Meet Your Neighbour – Niladri Paul
By: Times of India
His art delves into how paintings can affect everyday moods and lives of those who own them
For Niladri Paul, painting started even before he could write. At an age when children learn to grip a pencil, Niladri was busy doing something else. As a five-year-old, there were no ABC‘s on his notebooks, for that space was occupied with sketches the price was paid as he was reprimanded by teachers and warned by parents at home.
In retrospect though, that was a sweet price to pay. The rewards were more fulfilling as he went on to graduate from Government College of arts and crafts, Kolkata, and now have several solo and group shows to his credit. Niladri has also studied autosuggestion, meditation, and mol our gazing since he considers each of these are related to paintings.
His work bears ample testimony to his talent, integrity, and awareness of his surrounding reality. Deriving inspiration from everyday life, he captures vividly the mood and spirit of his subjects. His style is characterized by minimalist, controlled strokes to capture the fleeting thought of the moment. And how does he describe his own work? My paintings are more applicable more practical and one can link them to one’s personal life. Most of my buyers want some positive energy out of my paintings, he elucidates.
His romance with colours started with facets of life paintings, a portrayal of binaries wherein he captured the emotions of people on the ghats, saffron clad sages and the colourful spirit of the plume as a whole. Later he captured pushkar through his strokes, where he stayed for 20 days and the mere vividness of colours there inspired him to strive to understand the effects of colour on the mind. He adds, my love for travel has also taught me how to analyze and visualize colours and how deferent hues can play miracles in human life.
He also believes that a particular painting is meant for a particular place. I asked a friend to remove the painting of a jharokha, which was placed at the entrance of his house, and incredibly his personal problem was resolved within six months. This practice gave birth to psycho symbolism an art that he claims, will benefit its practitioners with energy, peace of mind and success. He does this therapy for children and close friends, which he started with Russian friends and since then has tried to go deeper into colour technique.

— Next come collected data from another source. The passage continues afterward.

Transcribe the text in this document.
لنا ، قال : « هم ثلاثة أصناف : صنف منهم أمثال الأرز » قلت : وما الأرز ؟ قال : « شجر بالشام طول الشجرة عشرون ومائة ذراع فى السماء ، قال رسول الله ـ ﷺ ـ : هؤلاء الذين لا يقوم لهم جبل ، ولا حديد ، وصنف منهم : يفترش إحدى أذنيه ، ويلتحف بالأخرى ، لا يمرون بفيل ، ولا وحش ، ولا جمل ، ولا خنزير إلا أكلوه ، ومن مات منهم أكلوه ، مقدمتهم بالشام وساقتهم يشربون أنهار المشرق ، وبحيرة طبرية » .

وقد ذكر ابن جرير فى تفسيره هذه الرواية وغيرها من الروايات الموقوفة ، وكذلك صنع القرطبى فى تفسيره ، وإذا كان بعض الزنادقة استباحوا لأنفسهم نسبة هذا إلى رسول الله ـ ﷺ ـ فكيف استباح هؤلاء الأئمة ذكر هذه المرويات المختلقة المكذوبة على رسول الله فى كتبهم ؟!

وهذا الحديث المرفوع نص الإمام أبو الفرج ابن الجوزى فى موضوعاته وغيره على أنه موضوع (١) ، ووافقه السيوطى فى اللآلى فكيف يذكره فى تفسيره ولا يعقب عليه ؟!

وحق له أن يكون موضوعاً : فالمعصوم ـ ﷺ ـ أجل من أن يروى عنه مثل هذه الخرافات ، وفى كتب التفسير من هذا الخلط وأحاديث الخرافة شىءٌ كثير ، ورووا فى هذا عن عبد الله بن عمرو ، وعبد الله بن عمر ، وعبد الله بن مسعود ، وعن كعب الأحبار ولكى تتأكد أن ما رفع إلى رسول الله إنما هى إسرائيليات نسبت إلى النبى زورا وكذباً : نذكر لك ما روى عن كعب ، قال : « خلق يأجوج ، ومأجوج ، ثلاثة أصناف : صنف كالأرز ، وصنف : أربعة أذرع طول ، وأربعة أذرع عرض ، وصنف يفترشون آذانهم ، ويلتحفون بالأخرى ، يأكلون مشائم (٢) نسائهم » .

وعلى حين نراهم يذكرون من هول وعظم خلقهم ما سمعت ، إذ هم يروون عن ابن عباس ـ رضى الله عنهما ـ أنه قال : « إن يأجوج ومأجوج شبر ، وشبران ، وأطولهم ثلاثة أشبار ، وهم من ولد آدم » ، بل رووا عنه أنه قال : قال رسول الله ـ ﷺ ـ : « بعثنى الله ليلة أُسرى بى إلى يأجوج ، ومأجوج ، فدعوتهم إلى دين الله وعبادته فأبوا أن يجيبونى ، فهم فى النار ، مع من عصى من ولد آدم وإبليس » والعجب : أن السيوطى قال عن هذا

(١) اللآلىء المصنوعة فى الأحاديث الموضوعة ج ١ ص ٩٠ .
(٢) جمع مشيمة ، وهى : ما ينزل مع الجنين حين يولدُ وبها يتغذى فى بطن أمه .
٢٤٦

That then was the painter niladri. This painter however is also a social worker and actively involves himself in the upliftment of rural children. Recently he visited lonavala, under CASPPLAN, where 500-600 rural children are taught how to earn their livelihood through sculpting, pottery, print making, papier-mâché, collage, story writing illustration, puppet making and of course painting.
Another art form that describes niladri is cooking. He says, I cook my own food, and my culinary skills range from Malay to Italian. In day time I paint and nights are reserved for cooking. He has a small regret though. My wife never even samples what I cook he says with a grin though adding somewhat philosophically, I paint to survive and I cook to revive.